Immunosuppressive therapy carries some risk. It slightly increases your risk of cancer and it increases your risk of infection.
One of the criticisms levelled at your research is whether should we be pursuing a procedure that will not actually save any lives?
That is a criticism that was levelled at this project 20 years ago. There are lots of things that are done in medicine that are not lifesaving at all. I mean, IVF is not lifesaving. There are tens of thousands of babies born by IVF, does that mean that we should never have invested in IVF? That is what many people claimed 30 years ago. It was absolutely rubbish.
Without reproduction there would be no human race. If the only thing I did as doctors was saving lives, I think I would be a pretty pathetic doctor. We’re here to care for the whole patient…that is to look after them both physically and both psychology.
What keeps you going?
As the years have gone by, I have had some big reservations with this project, wondering if we were doing the right thing. But some of the women, either because they are orthodox Jews or Muslim, are precluded from surrogacy. When you meet those women, as a doctor and as a surgeon that is what has kept me going. It’s people’s heartfelt desire to have a baby. Deep inside many of us, not all of us, is a great desire to reproduce.
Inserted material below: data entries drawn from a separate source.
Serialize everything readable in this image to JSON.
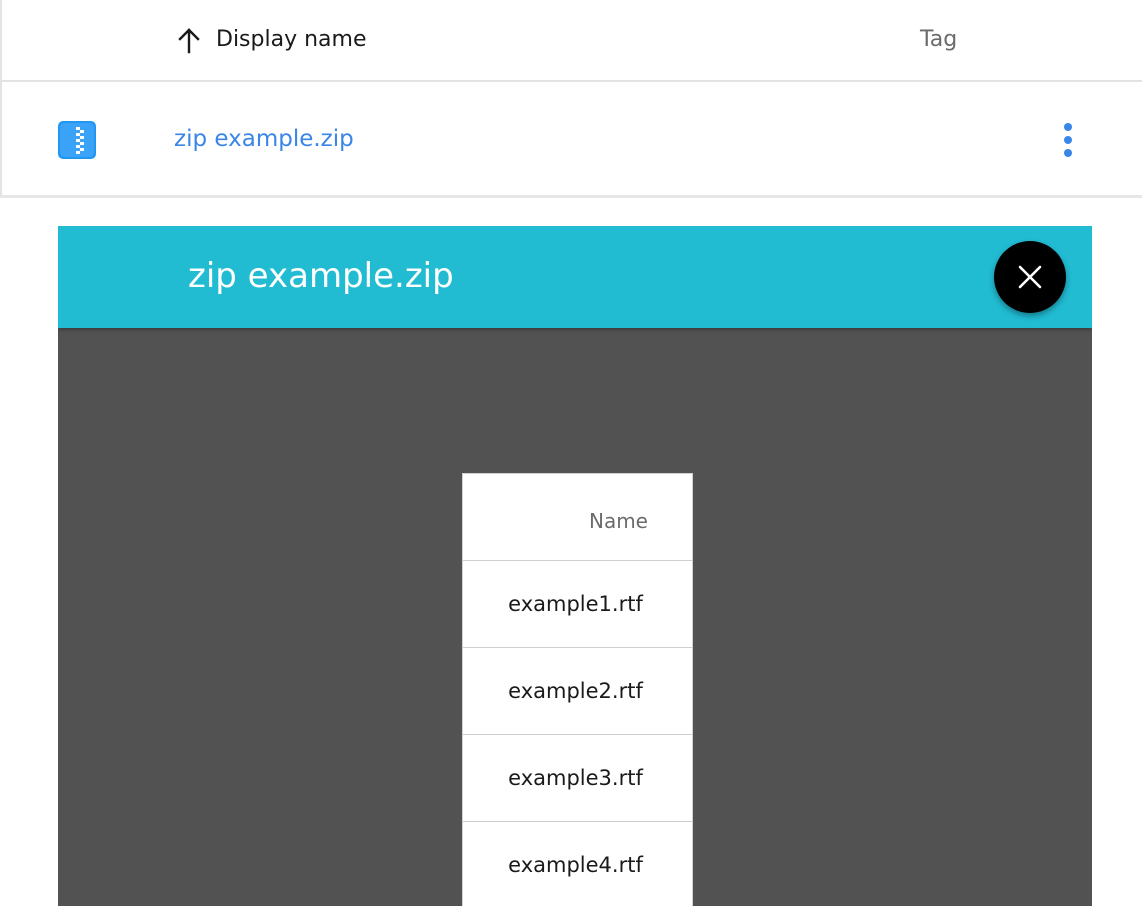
{
  "file_table": {
    "columns": {
      "display_name": "Display name",
      "tag": "Tag"
    },
    "sort_direction": "ascending",
    "rows": [
      {
        "icon": "zip-file-icon",
        "name": "zip example.zip"
      }
    ]
  },
  "viewer": {
    "title": "zip example.zip",
    "header_color": "#21bbd2",
    "contents": {
      "column_header": "Name",
      "files": [
        "example1.rtf",
        "example2.rtf",
        "example3.rtf",
        "example4.rtf"
      ]
    }
  },
  "colors": {
    "link": "#3a86e8",
    "zip_icon": "#2196f3",
    "viewer_background": "#525252",
    "close_button": "#000000"
  }
}
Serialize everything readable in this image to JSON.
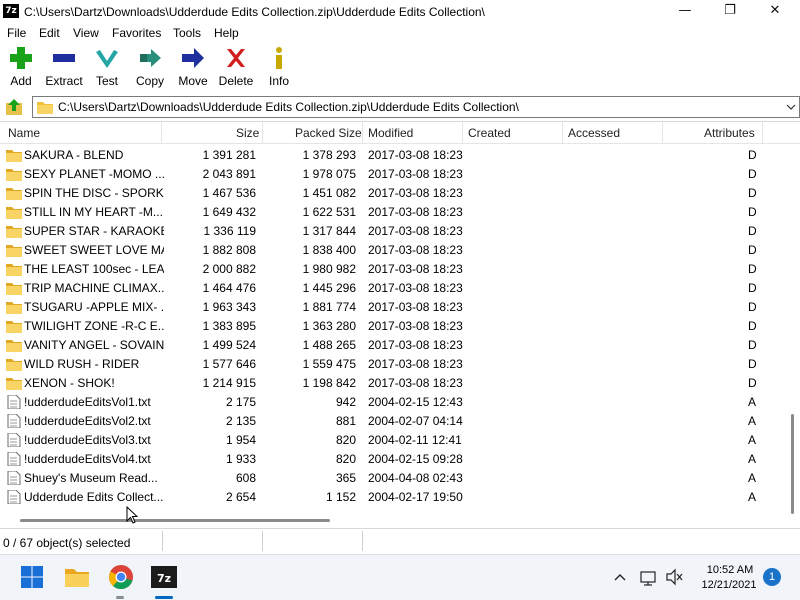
{
  "window": {
    "app_icon_text": "7z",
    "title": "C:\\Users\\Dartz\\Downloads\\Udderdude Edits Collection.zip\\Udderdude Edits Collection\\",
    "minimize_glyph": "—",
    "maximize_glyph": "❐",
    "close_glyph": "✕"
  },
  "menu": {
    "items": [
      "File",
      "Edit",
      "View",
      "Favorites",
      "Tools",
      "Help"
    ]
  },
  "toolbar": {
    "buttons": [
      {
        "label": "Add",
        "icon": "plus-icon",
        "color": "#1aa31a"
      },
      {
        "label": "Extract",
        "icon": "minus-icon",
        "color": "#1f2f9e"
      },
      {
        "label": "Test",
        "icon": "check-icon",
        "color": "#26a5a5"
      },
      {
        "label": "Copy",
        "icon": "double-arrow-icon",
        "color": "#2a8f7a"
      },
      {
        "label": "Move",
        "icon": "arrow-right-icon",
        "color": "#1f2f9e"
      },
      {
        "label": "Delete",
        "icon": "x-icon",
        "color": "#d11f1f"
      },
      {
        "label": "Info",
        "icon": "info-icon",
        "color": "#c9a800"
      }
    ]
  },
  "address": {
    "path": "C:\\Users\\Dartz\\Downloads\\Udderdude Edits Collection.zip\\Udderdude Edits Collection\\"
  },
  "columns": {
    "name": "Name",
    "size": "Size",
    "packed": "Packed Size",
    "modified": "Modified",
    "created": "Created",
    "accessed": "Accessed",
    "attributes": "Attributes"
  },
  "files": [
    {
      "name": "SAKURA - BLEND",
      "size": "1 391 281",
      "packed": "1 378 293",
      "modified": "2017-03-08 18:23",
      "attr": "D",
      "type": "folder"
    },
    {
      "name": "SEXY PLANET -MOMO ...",
      "size": "2 043 891",
      "packed": "1 978 075",
      "modified": "2017-03-08 18:23",
      "attr": "D",
      "type": "folder"
    },
    {
      "name": "SPIN THE DISC - SPORK",
      "size": "1 467 536",
      "packed": "1 451 082",
      "modified": "2017-03-08 18:23",
      "attr": "D",
      "type": "folder"
    },
    {
      "name": "STILL IN MY HEART -M...",
      "size": "1 649 432",
      "packed": "1 622 531",
      "modified": "2017-03-08 18:23",
      "attr": "D",
      "type": "folder"
    },
    {
      "name": "SUPER STAR - KARAOKE",
      "size": "1 336 119",
      "packed": "1 317 844",
      "modified": "2017-03-08 18:23",
      "attr": "D",
      "type": "folder"
    },
    {
      "name": "SWEET SWEET LOVE MA...",
      "size": "1 882 808",
      "packed": "1 838 400",
      "modified": "2017-03-08 18:23",
      "attr": "D",
      "type": "folder"
    },
    {
      "name": "THE LEAST 100sec - LEA...",
      "size": "2 000 882",
      "packed": "1 980 982",
      "modified": "2017-03-08 18:23",
      "attr": "D",
      "type": "folder"
    },
    {
      "name": "TRIP MACHINE CLIMAX...",
      "size": "1 464 476",
      "packed": "1 445 296",
      "modified": "2017-03-08 18:23",
      "attr": "D",
      "type": "folder"
    },
    {
      "name": "TSUGARU -APPLE MIX- ...",
      "size": "1 963 343",
      "packed": "1 881 774",
      "modified": "2017-03-08 18:23",
      "attr": "D",
      "type": "folder"
    },
    {
      "name": "TWILIGHT ZONE -R-C E...",
      "size": "1 383 895",
      "packed": "1 363 280",
      "modified": "2017-03-08 18:23",
      "attr": "D",
      "type": "folder"
    },
    {
      "name": "VANITY ANGEL - SOVAIN",
      "size": "1 499 524",
      "packed": "1 488 265",
      "modified": "2017-03-08 18:23",
      "attr": "D",
      "type": "folder"
    },
    {
      "name": "WILD RUSH - RIDER",
      "size": "1 577 646",
      "packed": "1 559 475",
      "modified": "2017-03-08 18:23",
      "attr": "D",
      "type": "folder"
    },
    {
      "name": "XENON - SHOK!",
      "size": "1 214 915",
      "packed": "1 198 842",
      "modified": "2017-03-08 18:23",
      "attr": "D",
      "type": "folder"
    },
    {
      "name": "!udderdudeEditsVol1.txt",
      "size": "2 175",
      "packed": "942",
      "modified": "2004-02-15 12:43",
      "attr": "A",
      "type": "file"
    },
    {
      "name": "!udderdudeEditsVol2.txt",
      "size": "2 135",
      "packed": "881",
      "modified": "2004-02-07 04:14",
      "attr": "A",
      "type": "file"
    },
    {
      "name": "!udderdudeEditsVol3.txt",
      "size": "1 954",
      "packed": "820",
      "modified": "2004-02-11 12:41",
      "attr": "A",
      "type": "file"
    },
    {
      "name": "!udderdudeEditsVol4.txt",
      "size": "1 933",
      "packed": "820",
      "modified": "2004-02-15 09:28",
      "attr": "A",
      "type": "file"
    },
    {
      "name": "Shuey's Museum Read...",
      "size": "608",
      "packed": "365",
      "modified": "2004-04-08 02:43",
      "attr": "A",
      "type": "file"
    },
    {
      "name": "Udderdude Edits Collect...",
      "size": "2 654",
      "packed": "1 152",
      "modified": "2004-02-17 19:50",
      "attr": "A",
      "type": "file"
    }
  ],
  "status": {
    "text": "0 / 67 object(s) selected"
  },
  "taskbar": {
    "apps": [
      "windows-start-icon",
      "file-explorer-icon",
      "chrome-icon",
      "7zip-icon"
    ],
    "time": "10:52 AM",
    "date": "12/21/2021",
    "notification_count": "1",
    "accent_color": "#0067c0"
  }
}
In the case of a woman, it is to carry that baby herself.
What are the chances that this procedure will become available on the NHS?
The answer I have to that is that as far as these first ten cases, we have a charity and we have enough money to pay for two transplants but we need more money to pay for the remaining eight. Where the project goes thereafter is a harder question. We would hope that the NHS would be able to fund these procedures in the future. The NHS at the moment funds lots of major surgery, which is non-lifesaving but which is life enhancing. Will it fund this? I don’t know. But that is going to be the battle years from now. We’re in the process of reaching out to them [the department of health] now.